5. And we know that people who say the leading presidential candidate will “win by quite a bit” in pre-election polling are about three percentage points less likely to report voting shortly after the election than people who say it’s a close race — and that’s after conditioning on election year, prior turnout, and party identification. The data here are from the ANES and go back to 1952.

These data do not conclusively show that probabilistic forecasts affected turnout in the 2016 election, but they do raise questions about the real world consequences of probabilistic forecasts.

What about media narratives?

We acknowledge that these effects may change depending on the context in which people encounter them — though people can certainly encounter a lone probability number in media coverage of probabilistic forecasts.
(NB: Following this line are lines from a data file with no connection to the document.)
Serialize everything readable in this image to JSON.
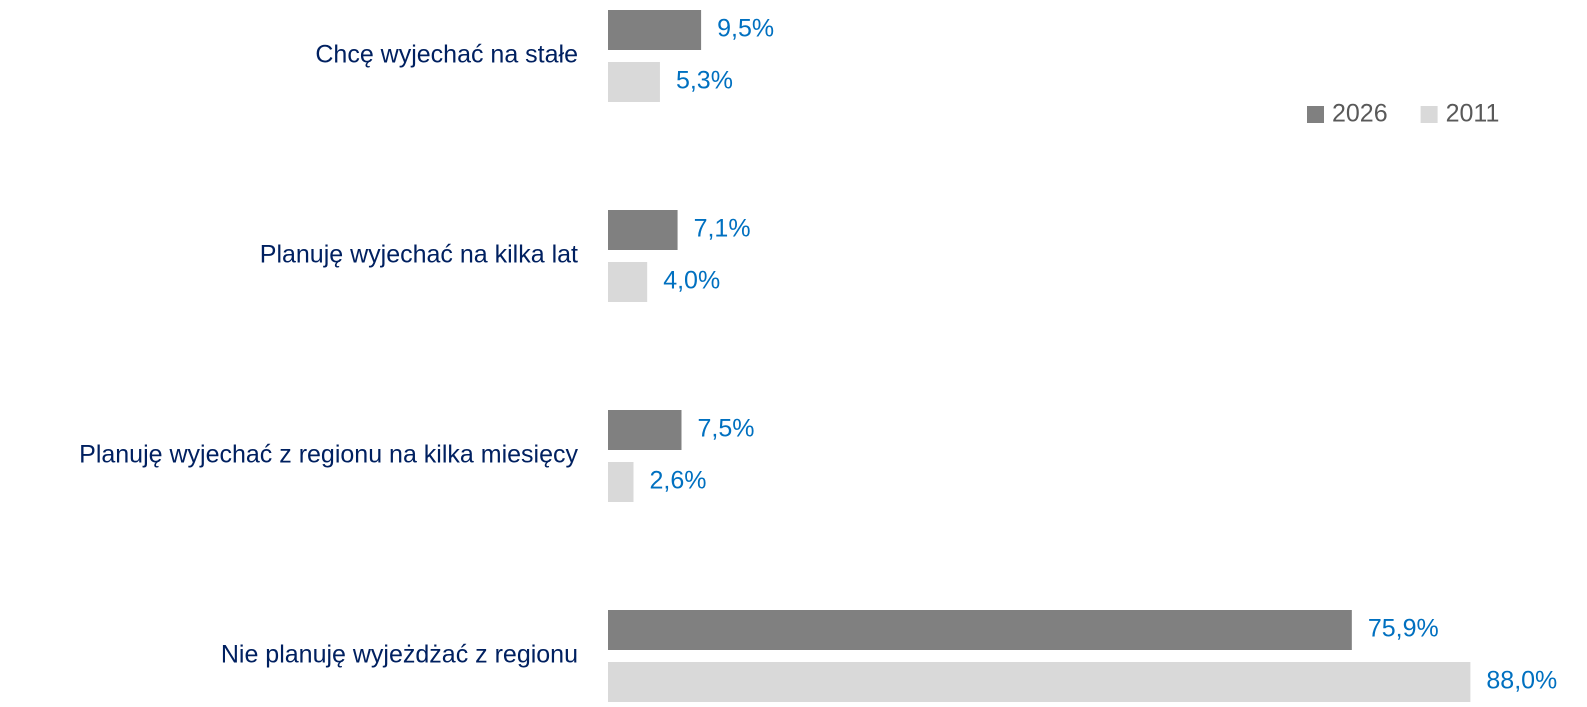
{
  "chart_data": {
    "type": "hbar",
    "categories": [
      "Chcę wyjechać na stałe",
      "Planuję wyjechać na kilka lat",
      "Planuję wyjechać z regionu na kilka miesięcy",
      "Nie planuję wyjeżdżać z regionu"
    ],
    "series": [
      {
        "name": "2026",
        "color": "#808080",
        "values": [
          9.5,
          7.1,
          7.5,
          75.9
        ],
        "value_labels": [
          "9,5%",
          "7,1%",
          "7,5%",
          "75,9%"
        ]
      },
      {
        "name": "2011",
        "color": "#d9d9d9",
        "values": [
          5.3,
          4.0,
          2.6,
          88.0
        ],
        "value_labels": [
          "5,3%",
          "4,0%",
          "2,6%",
          "88,0%"
        ]
      }
    ],
    "legend": "top-right"
  }
}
We also acknowledge that our work cannot address how these effects compare to and/or interact with media narratives.

However, other work that is relevant to this question has found that aggregating all polls reduces the likelihood that news outlets focus on unusual polls that are more sensational or support a particular narrative.

In some ways, the widespread success and reliance on these forecasts represents a triumph of scientific communication. In addition to greater precision compared with one-off horserace polls, probabilistic forecasts can quantify how likely a given U.S. presidential candidate is to win using polling data and complex simulation, rather than leaving the task of making sense of state and national polls to speculative commentary about “paths to victory,” as we point out in the paper. And as one of the hosts noted, we aren’t calling for an end to election projections.

Future work

We agree with the hosts that there are open questions about whether the public gives more weight to these probabilistic forecasts than other polling results and speculative commentary. We have also heard questions raised about how much probabilistic forecasts might drive media narratives. These questions may prove difficult to answer and we encourage research that explores them.

We hope this research continues to create a dialogue about how to best communicate polling data to the public. We would love to see more research into how the public consumes and is affected by election projections, including finding the most effective ways to convey uncertainty.